Think of a fairytale. Pick one of your favourites – a story you know very well. Hold the story in your mind: how does it begin? What are its twists and turns? What happens to the characters? How do we know we’ve reached the ending – what sense of resolution does it give us?

Now imagine how this fairytale would transform if it were told in different ways:

  • As a stand-up comedy routine
  • As a one-minute video on TikTok
  • As a long-running drama on Netflix
  • As a news story
  • In a different genre (for example, horror or science fiction)
  • As a video game
  • As a three-picture story without words
  • As a single image with a caption

Pick one of these “new forms” – one that stands out to you – and spend a moment mapping out what your transformed fairytale would look like.

 

Image by Yuri_B on Pixabay

 

Now take a look at your transformed fairytale, and consider these two questions:

  1. What makes this new, adapted story the same story as the original tale?
  2. What did you change, and why?

It’s likely that you kept certain “elements” of the original story: perhaps a character, a plot development, a theme or message, a setting or world.
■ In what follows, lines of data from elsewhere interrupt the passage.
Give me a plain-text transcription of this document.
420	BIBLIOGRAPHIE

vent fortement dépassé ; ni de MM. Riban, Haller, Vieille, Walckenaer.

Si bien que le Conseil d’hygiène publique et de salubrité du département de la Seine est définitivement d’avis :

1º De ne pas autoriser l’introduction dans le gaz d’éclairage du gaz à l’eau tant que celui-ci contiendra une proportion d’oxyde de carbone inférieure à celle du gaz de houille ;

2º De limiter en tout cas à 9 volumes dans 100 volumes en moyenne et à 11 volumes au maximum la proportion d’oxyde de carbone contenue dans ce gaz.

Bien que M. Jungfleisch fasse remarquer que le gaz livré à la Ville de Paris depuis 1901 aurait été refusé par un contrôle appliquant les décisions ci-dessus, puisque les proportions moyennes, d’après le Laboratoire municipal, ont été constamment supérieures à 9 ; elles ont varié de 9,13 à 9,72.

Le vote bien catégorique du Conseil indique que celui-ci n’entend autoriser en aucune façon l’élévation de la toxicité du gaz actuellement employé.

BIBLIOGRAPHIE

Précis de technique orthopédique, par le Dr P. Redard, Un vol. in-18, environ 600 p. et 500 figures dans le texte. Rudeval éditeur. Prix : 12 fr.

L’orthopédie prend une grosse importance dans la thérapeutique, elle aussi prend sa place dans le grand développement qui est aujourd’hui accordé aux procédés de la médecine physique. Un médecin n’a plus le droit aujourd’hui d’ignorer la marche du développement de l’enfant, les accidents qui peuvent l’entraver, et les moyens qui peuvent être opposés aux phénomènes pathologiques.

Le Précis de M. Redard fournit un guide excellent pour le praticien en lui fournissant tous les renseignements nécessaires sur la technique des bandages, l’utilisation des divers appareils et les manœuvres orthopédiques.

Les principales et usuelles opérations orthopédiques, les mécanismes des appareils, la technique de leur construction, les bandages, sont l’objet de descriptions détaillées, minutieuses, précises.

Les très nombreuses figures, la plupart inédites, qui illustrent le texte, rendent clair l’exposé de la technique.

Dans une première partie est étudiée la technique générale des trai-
James Paul Gee uses the term story elements to describe the way stories work in video games. He identifies certain “elements” – actors, objects, actions, states, and events – of which stories are composed, and which in the context of video games become items that the player manipulates as they interact with the storyworld (Gee 2005: 59). I find Gee’s idea of story elements to be relevant outside the space of video games as well. In adapting your fairytale, you probably identified “elements” that you felt were important to the story – from objects (the poisoned apple of Snow White) to settings (the subarctic snowscapes of The Snow Queen) to plot developments (Beauty falling in love with the Beast).
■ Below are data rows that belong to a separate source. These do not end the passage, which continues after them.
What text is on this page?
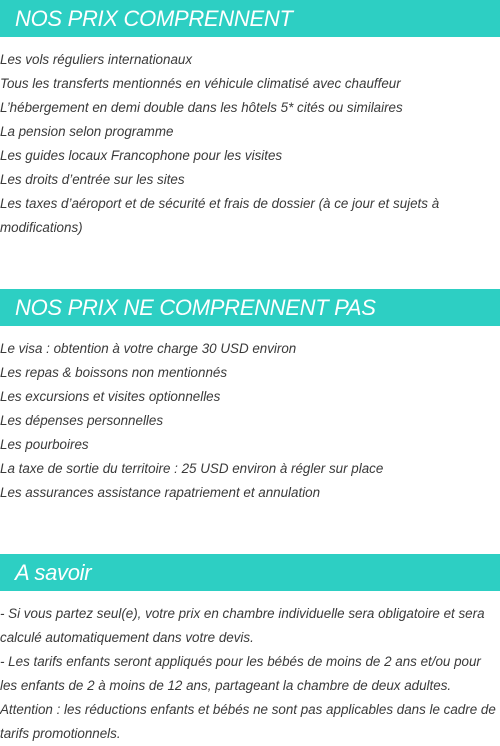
NOS PRIX COMPRENNENT
Les vols réguliers internationaux
Tous les transferts mentionnés en véhicule climatisé avec chauffeur
L’hébergement en demi double dans les hôtels 5* cités ou similaires
La pension selon programme
Les guides locaux Francophone pour les visites
Les droits d’entrée sur les sites
Les taxes d’aéroport et de sécurité et frais de dossier (à ce jour et sujets à modifications)
NOS PRIX NE COMPRENNENT PAS
Le visa : obtention à votre charge 30 USD environ
Les repas & boissons non mentionnés
Les excursions et visites optionnelles
Les dépenses personnelles
Les pourboires
La taxe de sortie du territoire : 25 USD environ à régler sur place
Les assurances assistance rapatriement et annulation
A savoir
- Si vous partez seul(e), votre prix en chambre individuelle sera obligatoire et sera calculé automatiquement dans votre devis.
- Les tarifs enfants seront appliqués pour les bébés de moins de 2 ans et/ou pour les enfants de 2 à moins de 12 ans, partageant la chambre de deux adultes.
Attention : les réductions enfants et bébés ne sont pas applicables dans le cadre de tarifs promotionnels.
However, when you re-housed the story in a new genre or a new format, you also changed particular elements to suit the story’s new home. Maybe you altered the gender, age, personality, or actions of the main character, or transformed a previously marginalised character into the hero. Maybe you modernised the world or darkened the themes. If you were adapting your fairytale as a Netflix drama, you probably thought about extending and complicating the narrative so that it suited the new format – but if you were reimagining your fairytale as an image or a three-picture-story, you found ways to simplify or condense the narrative into recognisable visual features. If you were adapting your fairytale into a news story, you would have changed the way you delivered information to your reader – you probably told the end of the story first, to suit the conventions of newswriting which demand that the most important information (the who, what, where, and when) appears at the beginning of the story. Perhaps, keeping in mind the focus of the previous chapter, you thought about your audience – were you shifting the fairytale from a child to an adult audience, and if so, what narrative transformations did this require or unlock?
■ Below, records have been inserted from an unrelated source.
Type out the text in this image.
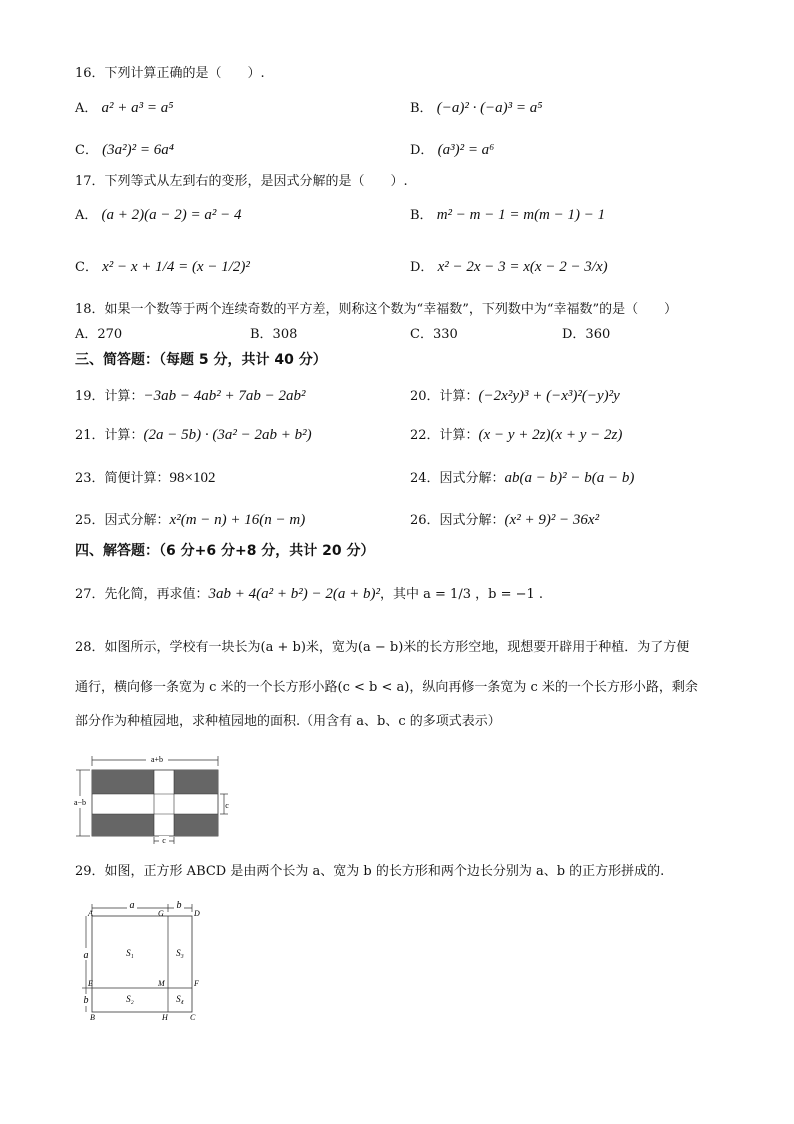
16．下列计算正确的是（　　）.
A． a² + a³ = a⁵	B． (−a)² · (−a)³ = a⁵
C． (3a²)² = 6a⁴	D． (a³)² = a⁶
17．下列等式从左到右的变形，是因式分解的是（　　）.
A． (a + 2)(a − 2) = a² − 4	B． m² − m − 1 = m(m − 1) − 1
C． x² − x + 1/4 = (x − 1/2)²	D． x² − 2x − 3 = x(x − 2 − 3/x)
18．如果一个数等于两个连续奇数的平方差，则称这个数为“幸福数”，下列数中为“幸福数”的是（　　）
A．270	B．308	C．330	D．360
三、简答题：（每题 5 分，共计 40 分）
19．计算：−3ab − 4ab² + 7ab − 2ab²	20．计算：(−2x²y)³ + (−x³)²(−y)²y
21．计算：(2a − 5b) · (3a² − 2ab + b²)	22．计算：(x − y + 2z)(x + y − 2z)
23．简便计算：98×102	24．因式分解：ab(a − b)² − b(a − b)
25．因式分解：x²(m − n) + 16(n − m)	26．因式分解：(x² + 9)² − 36x²
四、解答题：（6 分+6 分+8 分，共计 20 分）
27．先化简，再求值：3ab + 4(a² + b²) − 2(a + b)²，其中 a = 1/3 ，b = −1 .
28．如图所示，学校有一块长为(a + b)米，宽为(a − b)米的长方形空地，现想要开辟用于种植．为了方便
通行，横向修一条宽为 c 米的一个长方形小路(c < b < a)，纵向再修一条宽为 c 米的一个长方形小路，剩余
部分作为种植园地，求种植园地的面积.（用含有 a、b、c 的多项式表示）
a+b
a−b	c
c
29．如图，正方形 ABCD 是由两个长为 a、宽为 b 的长方形和两个边长分别为 a、b 的正方形拼成的.
a	b
a
b
A	G	D
E	M	F
B	H	C
S₁
S₂
S₃
S₄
This exercise tells us three very important things about storytelling.

  1. Stories contain particular elements that contribute to the pleasures they offer.
  2. Stories transform and can be retold – and when they are retold, they offer a combination of new and familiar narrative pleasures.
  3. Storytelling is a communication process that extends far beyond the classic fairytale or bedtime picture-book. Storytelling is relevant to communicators of all sorts: photographers, journalists, screenwriters, performers, artists, influencers, and more.

This chapter is about storytelling, and its inclusion in this book acknowledges that storytelling is a fundamental and vital part of human communication: it is at once a skill, a strategy, and also something deeper – an implicit relationship between communicator and audience. And as a fundamental and vital part of communication, storytelling is both familiar and challenging. On the one hand, telling stories is something we do all the time, at multiple points in our daily life (have you told a story today? You probably have!). On the other hand, it’s a craft and a skill that can take years to learn and can be difficult to get right. But when we do get it right, good storytelling can change the world.